Anyone with a smartphone or computer has viewed them and, in all likelihood, has even used or created them at some point. Even though they have a duration lasting but a few seconds, Graphics Interchange Format files (or, as they are more commonly known, gifs) can have a huge impact on their viewers. They have the power to make someone smile, laugh, or even cry, all without a sound.
Gifs were developed in the late 1980s as a way to transmit image files over networks that were not nearly as fast as the ones in use today. Given the circumstances, there was no need for audio. The animation feature was added much later and this is what has catapulted gifs into mainstream use.
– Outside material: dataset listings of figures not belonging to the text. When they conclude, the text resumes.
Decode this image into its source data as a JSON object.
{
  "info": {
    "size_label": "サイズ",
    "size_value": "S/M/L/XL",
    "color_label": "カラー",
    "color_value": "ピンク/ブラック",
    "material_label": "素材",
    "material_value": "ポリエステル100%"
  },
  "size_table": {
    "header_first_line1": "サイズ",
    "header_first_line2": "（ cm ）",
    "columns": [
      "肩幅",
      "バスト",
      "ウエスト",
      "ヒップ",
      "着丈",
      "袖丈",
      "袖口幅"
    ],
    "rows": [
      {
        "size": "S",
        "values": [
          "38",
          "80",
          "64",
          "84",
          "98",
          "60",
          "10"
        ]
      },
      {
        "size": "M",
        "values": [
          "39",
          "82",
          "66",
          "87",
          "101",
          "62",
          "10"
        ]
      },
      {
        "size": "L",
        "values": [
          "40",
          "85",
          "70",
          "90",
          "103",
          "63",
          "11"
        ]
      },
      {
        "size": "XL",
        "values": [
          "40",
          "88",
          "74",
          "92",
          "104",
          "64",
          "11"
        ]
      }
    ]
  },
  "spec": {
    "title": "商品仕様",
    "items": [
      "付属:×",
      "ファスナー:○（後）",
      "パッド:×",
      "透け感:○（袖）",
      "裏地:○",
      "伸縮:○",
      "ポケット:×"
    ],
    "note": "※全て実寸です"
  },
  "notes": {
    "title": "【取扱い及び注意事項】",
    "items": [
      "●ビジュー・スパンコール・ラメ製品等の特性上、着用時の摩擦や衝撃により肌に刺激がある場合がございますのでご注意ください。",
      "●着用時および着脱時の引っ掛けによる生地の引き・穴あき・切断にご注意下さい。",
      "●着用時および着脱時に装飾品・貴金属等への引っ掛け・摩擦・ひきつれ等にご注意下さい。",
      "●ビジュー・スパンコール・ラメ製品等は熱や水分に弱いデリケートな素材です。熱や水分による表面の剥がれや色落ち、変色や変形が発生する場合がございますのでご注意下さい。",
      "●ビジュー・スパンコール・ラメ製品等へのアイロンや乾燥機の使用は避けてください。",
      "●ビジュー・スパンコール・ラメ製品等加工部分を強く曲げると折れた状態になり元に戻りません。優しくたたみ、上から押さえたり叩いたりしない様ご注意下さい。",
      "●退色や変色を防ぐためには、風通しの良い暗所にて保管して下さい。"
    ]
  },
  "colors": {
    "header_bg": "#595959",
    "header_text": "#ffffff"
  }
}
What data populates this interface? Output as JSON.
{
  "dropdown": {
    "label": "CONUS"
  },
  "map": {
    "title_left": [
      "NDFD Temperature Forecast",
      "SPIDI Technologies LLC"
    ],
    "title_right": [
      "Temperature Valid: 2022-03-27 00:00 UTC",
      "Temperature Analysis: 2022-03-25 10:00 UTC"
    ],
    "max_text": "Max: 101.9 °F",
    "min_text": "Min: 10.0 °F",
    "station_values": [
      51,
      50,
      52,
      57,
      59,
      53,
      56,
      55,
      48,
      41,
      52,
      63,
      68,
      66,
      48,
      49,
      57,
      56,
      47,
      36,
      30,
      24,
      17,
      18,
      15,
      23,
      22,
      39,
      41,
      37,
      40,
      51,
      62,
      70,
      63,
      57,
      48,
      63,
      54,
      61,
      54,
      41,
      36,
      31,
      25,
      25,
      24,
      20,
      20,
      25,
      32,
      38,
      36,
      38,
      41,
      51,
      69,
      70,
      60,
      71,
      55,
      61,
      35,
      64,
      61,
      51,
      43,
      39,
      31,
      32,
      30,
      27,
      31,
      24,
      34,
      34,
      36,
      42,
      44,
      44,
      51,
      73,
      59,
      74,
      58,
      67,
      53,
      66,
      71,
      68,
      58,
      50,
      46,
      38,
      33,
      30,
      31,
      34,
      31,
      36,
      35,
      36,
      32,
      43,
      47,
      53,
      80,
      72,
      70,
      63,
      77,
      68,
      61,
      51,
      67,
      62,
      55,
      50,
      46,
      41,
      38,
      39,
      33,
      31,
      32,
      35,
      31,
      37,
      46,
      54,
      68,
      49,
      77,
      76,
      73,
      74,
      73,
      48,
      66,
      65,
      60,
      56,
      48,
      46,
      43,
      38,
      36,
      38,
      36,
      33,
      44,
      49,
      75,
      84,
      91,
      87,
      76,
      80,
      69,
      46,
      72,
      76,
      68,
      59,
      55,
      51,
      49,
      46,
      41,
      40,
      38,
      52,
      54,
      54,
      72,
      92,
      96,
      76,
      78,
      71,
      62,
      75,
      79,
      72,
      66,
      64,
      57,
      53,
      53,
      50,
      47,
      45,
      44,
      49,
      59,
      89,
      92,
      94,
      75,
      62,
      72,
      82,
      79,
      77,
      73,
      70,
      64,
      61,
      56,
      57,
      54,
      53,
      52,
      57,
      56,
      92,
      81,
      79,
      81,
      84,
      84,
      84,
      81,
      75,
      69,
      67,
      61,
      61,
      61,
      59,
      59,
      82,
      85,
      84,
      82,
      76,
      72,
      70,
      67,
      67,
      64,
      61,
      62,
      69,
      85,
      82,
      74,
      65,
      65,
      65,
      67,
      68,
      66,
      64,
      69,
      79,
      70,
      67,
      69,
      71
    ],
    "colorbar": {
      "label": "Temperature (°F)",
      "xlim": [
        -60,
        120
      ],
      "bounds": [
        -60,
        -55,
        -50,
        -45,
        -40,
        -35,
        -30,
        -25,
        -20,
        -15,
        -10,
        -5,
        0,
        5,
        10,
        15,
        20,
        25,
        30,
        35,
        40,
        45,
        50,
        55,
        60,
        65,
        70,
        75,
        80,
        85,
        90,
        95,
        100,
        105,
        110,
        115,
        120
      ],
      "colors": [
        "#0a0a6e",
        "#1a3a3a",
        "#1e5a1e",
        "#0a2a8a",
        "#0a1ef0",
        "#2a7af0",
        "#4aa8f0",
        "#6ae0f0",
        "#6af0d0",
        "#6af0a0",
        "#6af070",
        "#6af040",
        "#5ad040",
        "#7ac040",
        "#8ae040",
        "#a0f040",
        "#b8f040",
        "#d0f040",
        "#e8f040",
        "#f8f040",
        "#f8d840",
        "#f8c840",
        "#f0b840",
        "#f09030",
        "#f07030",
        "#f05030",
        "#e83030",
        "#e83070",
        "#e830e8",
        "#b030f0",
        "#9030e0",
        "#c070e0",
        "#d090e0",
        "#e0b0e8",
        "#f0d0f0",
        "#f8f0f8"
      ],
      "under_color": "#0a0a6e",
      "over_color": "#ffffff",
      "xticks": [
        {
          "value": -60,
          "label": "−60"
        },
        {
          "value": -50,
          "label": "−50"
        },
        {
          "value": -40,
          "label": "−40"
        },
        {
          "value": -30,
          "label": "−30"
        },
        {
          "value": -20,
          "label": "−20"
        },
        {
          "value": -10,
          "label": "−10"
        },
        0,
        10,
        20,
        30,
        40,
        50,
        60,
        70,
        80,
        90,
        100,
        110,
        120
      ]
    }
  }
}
Incredibly, the technology behind one of the most widely used features in social media posts, emails, and smartphone messaging has been around for nearly four decades. Despite its simplicity and decidedly low-resolution attributes (by today’s standards anyway), gifs are an instrumental tool in the modern digital toolbox, despite being completely silent. Here’s why and how this came to be.
Why Do Gifs Have No Sound?
In 1987, a computer scientist named Steve Wilhite and his software engineering colleagues at CompuServe came up with a way to transmit and view graphics files on computers without consuming too much memory and bogging down each workstation’s resources. At that time, the primary objective was simply to be able to view large images quickly and efficiently.
Little did they know that their creation, the Graphics Interchange Format, or gif for short, would give rise to a new method of visual communication that would spread like wildfire. By enabling the use of animated images created on endless loops lasting mere seconds, gifs would be capable of delivering impactful messages through a wide variety of digital platforms.
Gifs do not have sound in them because they were originally formatted for transferring image and graphics data through much slower networks. The animation feature for gifs was not developed until much later. Given their short duration and immense popularity, the lack of sound is a non-factor.
The developmental journey of the gif is a true digital rags-to-riches story. What began as a technology that was specifically developed to address a purely functional need has somehow evolved into a vibrant communication tool that is now the primary form of the social phenomenon known as memes.
A Brief History of Gifs
The technology behind gifs was first developed in 1987 and it had a very specific purpose. At that time, there were major challenges to viewing large image files on computers:
- Networks were far slower than they are now
- Processors were far less powerful
- Computers had very limited memory resources
Steve Wilhite and his computer science cohort tasked themselves with addressing these issues and their solution was gif technology. It is important to bear in mind that the primary objective of their efforts pertained to static images (i.e., non-animated), and as such, there was no audio element to their work.
In short order, gifs became the go-to format for images viewable on the internet (which was still in its infancy during the late 80s and early 90s), but their true calling was realized when basic animation was applied to images. Unlike the complex techniques utilized today that result in fluid motion and impeccable images, animation as applied to gifs results in nothing more than digital flipbooks.
But despite their decidedly low-tech attributes, gifs have evolved into what they are now known to millions – brief video loops that are memorable, entertaining beyond words, and indispensable when trying to convey a sentiment without typing out any characters.
Why Are Gifs So Popular?
Aside from their ability to capture a moment or express a feeling, gifs are appealing to millions of users because they align with a basic characteristic of people living in the current digital age. An interesting study has seemingly confirmed what seems readily apparent, that people’s attention spans are getting shorter as technology improves the ways by which content is presented and consumed.
In the year 2000, a study group comprised of regular consumers was found to have an attention span lasting 12 seconds. Less than two decades later, the average person’s attention span was found to have decreased by 33% to a mere 8 seconds.
While there are a number of inferences that can be drawn from this observation, as far as gifs are concerned, it sheds a light on why this medium of communication is so popular with both users and viewers. Eight seconds may not seem like a lot of time in which to contemplate any type of information, digital or otherwise.
But for gifs, this is an ample amount of time. A person can view a gif, process its intended message, and appreciate its meaning, all in a matter of milliseconds. What other form of expression can say that?
The Future of Gifs
As so often seems the case with technology, the future is now. Despite the immense popularity of gifs in their current (i.e., silent) iteration, there is a significant portion of the gif userbase that feels that the addition of audio would enhance the overall experience of creating and using gifs.
Thus, several tech companies are launching gif-creation platforms that enable users to incorporate audio into their animated image loops (which, technically speaking, would then no longer be gifs but rather, very short videos). The audio component would come from the original source material of the video loop.
Whether audio-enabled gifs become as popular as the original silent version remains to be seen but this turn in the development of gif technology should come as no surprise to anyone.
Every day, it seems, new technological advances expand the boundaries of what is possible in the digital age. Computers are faster, devices are more powerful, and the ways that people connect with each other are more dynamic than ever before.
And yet, one of the most popular forms of media, used by millions of people every day, is based on a technology that has been around for nearly four decades. Animated gifs are proof positive that sometimes the most powerful tools of the digital age are not necessarily the most high-tech.